Holiday Reconciliations – Tips on Mending Family Bonds

The holidays are centered around being together with family—sharing time and a meal together. Because it is the family day of the year, when there are estranged family members involved, you tend to feel the hurt and the loss more acutely. Similarly, when there is family for whom you have tremendous anger and hostility, coming together for the holiday can be excruciatingly stressful.Many family members in this country have had some sort of falling out where they no longer have contact. Many siblings have become estranged, adult children no longer speak to their parents; even ex’s can be completely emotionally separate, despite having children in common.

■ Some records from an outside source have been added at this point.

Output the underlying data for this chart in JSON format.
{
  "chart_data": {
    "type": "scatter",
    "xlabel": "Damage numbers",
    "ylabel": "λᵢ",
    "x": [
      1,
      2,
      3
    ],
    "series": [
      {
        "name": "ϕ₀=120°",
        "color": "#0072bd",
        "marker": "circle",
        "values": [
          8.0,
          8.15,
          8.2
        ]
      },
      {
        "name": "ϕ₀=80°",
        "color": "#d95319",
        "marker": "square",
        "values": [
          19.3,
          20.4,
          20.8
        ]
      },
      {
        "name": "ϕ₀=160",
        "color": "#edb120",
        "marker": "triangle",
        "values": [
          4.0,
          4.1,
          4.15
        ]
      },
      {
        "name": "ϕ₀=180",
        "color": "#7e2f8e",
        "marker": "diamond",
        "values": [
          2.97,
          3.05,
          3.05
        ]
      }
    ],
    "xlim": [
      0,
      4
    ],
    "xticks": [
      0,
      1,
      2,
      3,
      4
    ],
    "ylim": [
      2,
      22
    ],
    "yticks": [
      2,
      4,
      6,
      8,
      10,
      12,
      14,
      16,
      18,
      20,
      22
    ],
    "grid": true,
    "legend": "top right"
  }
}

Siblings are a unique and wonderful relationship. They are your peers, yet your family, and they really get where you come from. But siblings can have a total falling out over care choices for aging parents, fighting over a parent’s will, siding after a parents divorce, or even a slow drift apart after a lack of a bond forming when they grew up. I have seen numerous instances where siblings have not spoken for many years.

Adult children can also have a rupture in their relationship with their parents. They cannot negotiate the changes that occur when the child grows up, and now have different view points from their parent. Sometimes the terms of a divorce are so horrible that former spouses cannot find any kind of relationship, despite having children together. It is true that some relationships are so totally destructive to one or both parties that it is better not to have one at all. However, many more people have split for reasons that could be worked on and bettered if they would let themselves realize how much the relationship matters to them.

Sadly, I have seen many people who, in retrospect, have woken up to realize that they have lost out on an important person in their life and now most of their life has gone by. Don’t let this be you. Siblings, parents, and even ex’s with whom you have shared significant time with or children are valuable and enriching parts of your life. Whether it is something specific you have argued over and become estranged, or whether you have simply drifted apart, there is no better time than the present to work towards reconciliation.

Tips:

1. It is NEVER too late.

Many people stop themselves from trying to either reconcile or make the relationship a better one because they feel it has been so long that there is no hope, or no point, or not worth it. This could not be more untrue. Often it only takes reaching out to the other to “break the ice” and you will be moving toward a relationship. No matter how many years have gone by, there is always room to find your way back.

2. Make the first move. Often anger and pride get in the way of taking the first step. Somebody has to take the first step or nothing ever happens. You would be shocked how often just making the first call or writing the first letter is responded to with, “Oh, I am really glad you called. I have been thinking about you too.” Of course at some point it must be a two way street, and if the other person won’t allow you back in, then it won’t work. It usually has more to do with starting a process then not being able to complete one.

3. Take responsibility for your part. It always takes two to tango and somewhere in what happened, you own part of it. Rather than being defensive or accusatory, own up. This will pave the way for hurt to be overcome and progress forward.

4. Keep the door open. Sometimes the other person may not be able to respond right away to your olive branch. This does not mean that they will never be able to. They may just need to mull over your gesture for a little while and then respond. So if they don’t immediately, try not to get angry and chew them out. Tell them you understand they have to think about it and you are there if they can talk later. If you leave the door open, they may come through later.

5. Discuss stressful issue BEFORE the holiday. If the problem is more that something has been brewing between you, do not leave it until the big day where tension is already high and you will likely blow up on the day and ruin it for everyone. Meet before and discuss the tough issue so it will have at least been discussed and you may be able to put it aside for the holiday and enjoy what you can of each other.